Как и М.В. Юдину, «бетховенцев» более всего привлекали в камерно-ансамблевых партитурах Д.Д. Шостаковича неисчерпаемость творческой фантазии композитора, точное знание им природы, «духа» каждого инструмента, глубина мысли, симфонизм. Не случаен успех одобренных позднее композитором оркестровых версий Восьмого квартета, которые были выполнены А.Л. Стасевичем (известна как Симфониетта) и Р.Б. Баршаем (им выполнены также оркестровые транскрипции Первого, Третьего, Четвертого и Десятого квартетов Д.Д. Шостаковича). Впрочем, и в оригинальном своем виде Пятый квартет по остроте контрастов и накалу трагедийности, по неразрывной спаянности субъективного (наличие ряда цитат из собственных произведений) и объективного (события минувшей войны) приближался в интерпретации «бетховенцев» к Десятой симфонии, вторая часть Восьмого квартета и финал Второго фортепианного трио - к Токкате из Восьмой симфонии. Мы не располагаем, к сожалению, записями, которые могли бы документально подтвердить общность трактовки М.В. Юдиной и «бетховенцами» камерно-ансамблевых сочинений Д.Д. Шостаковича. Трио — «грандиозное создание»106 — не было сыграно ими вместе, хотя не раз игралось Марией Вениаминовной вместе со своими студентами. Оно было заявлено в числе сочинений, которые ей хотелось бы включить в программы в год своего 60-летия107. Сыгранное в конце того же, 1959 года (не с «бетховенцами») на вечере памяти А.А. Осмеркина, Трио, как писала вдова художника, сделалось для слушателей «...тем языком возвышенного обмана, который, думаю, необходим был не мне одной в этот вечер»108. Квинтет прозвучал в исполнении М.В. Юдиной и «бетховенцев» всего три раза в 1942 году (18 января, Малый зал консерватории и дважды в радиопередачах).

...С.С. Прокофьев.

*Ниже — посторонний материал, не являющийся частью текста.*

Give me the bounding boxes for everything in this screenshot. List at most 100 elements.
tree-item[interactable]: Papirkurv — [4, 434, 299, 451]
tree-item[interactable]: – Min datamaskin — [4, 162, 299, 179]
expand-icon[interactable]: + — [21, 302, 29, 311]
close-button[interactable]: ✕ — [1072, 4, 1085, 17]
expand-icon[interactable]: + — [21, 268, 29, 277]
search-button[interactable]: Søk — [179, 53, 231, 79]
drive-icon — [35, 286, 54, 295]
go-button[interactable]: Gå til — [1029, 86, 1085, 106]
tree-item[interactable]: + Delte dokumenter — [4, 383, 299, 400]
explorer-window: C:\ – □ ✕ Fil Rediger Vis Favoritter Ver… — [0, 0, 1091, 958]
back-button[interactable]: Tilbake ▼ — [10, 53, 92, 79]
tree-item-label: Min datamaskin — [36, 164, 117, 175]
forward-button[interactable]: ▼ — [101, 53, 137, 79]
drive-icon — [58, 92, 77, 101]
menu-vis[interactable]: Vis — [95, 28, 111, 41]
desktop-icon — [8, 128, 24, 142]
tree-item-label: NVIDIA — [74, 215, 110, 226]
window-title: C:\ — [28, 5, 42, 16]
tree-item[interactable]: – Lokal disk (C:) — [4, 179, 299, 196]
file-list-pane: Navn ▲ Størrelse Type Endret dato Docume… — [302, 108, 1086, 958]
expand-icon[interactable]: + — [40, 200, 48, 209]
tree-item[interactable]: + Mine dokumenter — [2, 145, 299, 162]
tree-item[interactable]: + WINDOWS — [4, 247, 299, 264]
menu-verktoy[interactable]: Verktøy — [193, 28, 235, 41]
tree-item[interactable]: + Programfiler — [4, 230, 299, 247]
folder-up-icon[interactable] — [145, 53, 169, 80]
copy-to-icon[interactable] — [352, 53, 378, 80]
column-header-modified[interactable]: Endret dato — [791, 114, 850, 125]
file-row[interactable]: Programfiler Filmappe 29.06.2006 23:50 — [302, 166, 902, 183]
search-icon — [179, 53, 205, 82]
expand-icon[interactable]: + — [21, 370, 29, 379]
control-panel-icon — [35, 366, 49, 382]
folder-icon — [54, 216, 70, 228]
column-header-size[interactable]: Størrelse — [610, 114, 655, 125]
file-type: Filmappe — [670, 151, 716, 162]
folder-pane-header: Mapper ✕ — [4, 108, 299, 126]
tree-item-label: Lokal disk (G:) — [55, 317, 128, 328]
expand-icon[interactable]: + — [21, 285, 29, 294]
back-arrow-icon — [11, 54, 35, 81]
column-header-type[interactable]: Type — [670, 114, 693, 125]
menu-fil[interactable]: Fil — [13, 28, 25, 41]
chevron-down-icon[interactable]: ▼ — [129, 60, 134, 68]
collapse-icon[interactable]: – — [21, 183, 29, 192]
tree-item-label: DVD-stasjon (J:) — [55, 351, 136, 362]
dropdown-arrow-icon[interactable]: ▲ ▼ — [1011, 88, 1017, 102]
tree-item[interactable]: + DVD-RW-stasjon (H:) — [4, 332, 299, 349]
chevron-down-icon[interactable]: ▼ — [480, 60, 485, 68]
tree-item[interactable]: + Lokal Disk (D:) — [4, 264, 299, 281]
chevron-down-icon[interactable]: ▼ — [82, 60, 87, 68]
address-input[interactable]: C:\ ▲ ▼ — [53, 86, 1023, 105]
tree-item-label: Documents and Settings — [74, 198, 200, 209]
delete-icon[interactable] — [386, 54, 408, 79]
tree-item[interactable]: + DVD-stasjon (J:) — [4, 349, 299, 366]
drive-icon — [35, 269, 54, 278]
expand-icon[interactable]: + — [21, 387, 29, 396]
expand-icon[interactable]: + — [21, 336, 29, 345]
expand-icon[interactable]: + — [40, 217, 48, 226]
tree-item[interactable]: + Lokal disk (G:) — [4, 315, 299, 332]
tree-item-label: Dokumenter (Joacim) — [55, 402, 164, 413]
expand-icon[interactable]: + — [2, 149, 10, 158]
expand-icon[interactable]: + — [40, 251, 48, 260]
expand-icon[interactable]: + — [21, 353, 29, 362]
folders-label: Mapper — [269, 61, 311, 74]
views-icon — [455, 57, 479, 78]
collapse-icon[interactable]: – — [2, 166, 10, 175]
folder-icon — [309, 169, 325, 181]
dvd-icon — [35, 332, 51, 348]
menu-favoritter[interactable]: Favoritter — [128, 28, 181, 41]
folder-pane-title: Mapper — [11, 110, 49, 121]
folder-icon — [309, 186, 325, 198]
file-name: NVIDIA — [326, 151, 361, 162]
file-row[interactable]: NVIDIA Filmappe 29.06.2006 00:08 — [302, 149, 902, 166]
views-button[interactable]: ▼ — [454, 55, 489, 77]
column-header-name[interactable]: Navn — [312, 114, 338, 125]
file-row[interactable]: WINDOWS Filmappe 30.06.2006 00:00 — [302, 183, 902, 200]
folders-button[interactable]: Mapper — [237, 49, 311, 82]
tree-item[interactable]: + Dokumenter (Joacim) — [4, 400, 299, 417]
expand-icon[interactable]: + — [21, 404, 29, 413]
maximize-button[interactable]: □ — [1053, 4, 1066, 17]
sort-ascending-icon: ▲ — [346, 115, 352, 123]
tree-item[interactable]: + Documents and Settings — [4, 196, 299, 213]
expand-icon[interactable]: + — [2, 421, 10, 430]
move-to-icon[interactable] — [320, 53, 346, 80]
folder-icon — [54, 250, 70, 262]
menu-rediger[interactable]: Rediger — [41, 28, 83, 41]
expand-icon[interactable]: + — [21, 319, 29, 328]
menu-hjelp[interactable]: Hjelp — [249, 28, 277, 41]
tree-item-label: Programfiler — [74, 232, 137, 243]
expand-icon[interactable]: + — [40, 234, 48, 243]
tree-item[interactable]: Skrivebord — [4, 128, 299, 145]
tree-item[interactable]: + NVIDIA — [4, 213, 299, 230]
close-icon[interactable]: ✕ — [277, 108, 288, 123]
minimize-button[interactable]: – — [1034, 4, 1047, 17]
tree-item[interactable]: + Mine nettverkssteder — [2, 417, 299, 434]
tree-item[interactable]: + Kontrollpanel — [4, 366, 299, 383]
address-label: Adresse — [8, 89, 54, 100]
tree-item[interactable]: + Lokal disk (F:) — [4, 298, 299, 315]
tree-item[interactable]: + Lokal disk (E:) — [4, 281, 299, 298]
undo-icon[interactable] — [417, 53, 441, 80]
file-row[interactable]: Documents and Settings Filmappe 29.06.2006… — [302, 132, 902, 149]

Еще в 20-е годы М.В. Юдина имела в своем репертуаре его Вторую, Третью, Четвертую и Пятую сонаты. Позднее включила в него «Мимолетности», первой после автора и впервые в СССР исполняла Второй фортепианный концерт (25 октября 1933, Киев). Как и все, что играла М.В. Юдина, прокофьевский концерт она интерпретировала очень по-своему, внося в него тот градус драматизма, который сам С.С. Прокофьев, быть может, и не замышлял. Ее исполнение Второго концерта в Москве в под управлением автора (28 ноября 1938, Большой зал консерватории) оставило, по словам Я.И. Зака, «потрясающее» впечатление. «...это была властная музыка, пронизанная непреклонным ритмом, непоколебимой дисциплиной чувств и в то же время смятенностью духа. ... Сам автор восторженно аплодировал. Мне показалось, что Прокофьев и сам был захвачен полетом исполнительского воображения М.В. Юдиной»109. Предположение вполне правдоподобное — ведь на первом исполнении Второго концерта, сыгранного С.С. Прокофьевым 23 августа (5 сентября) 1913 года в Павловске под управлением А.П. Асланова, аплодисменты сопровождались шиканьем публики, а успех премьеры второй редакции партитуры, проведенной автором под управлением С.А. Кусевицкого 8 мая 1924 года в Париже, оказался отчасти нейтрализован премьерой в той же программе «Пасифика 231» А. Онеггера.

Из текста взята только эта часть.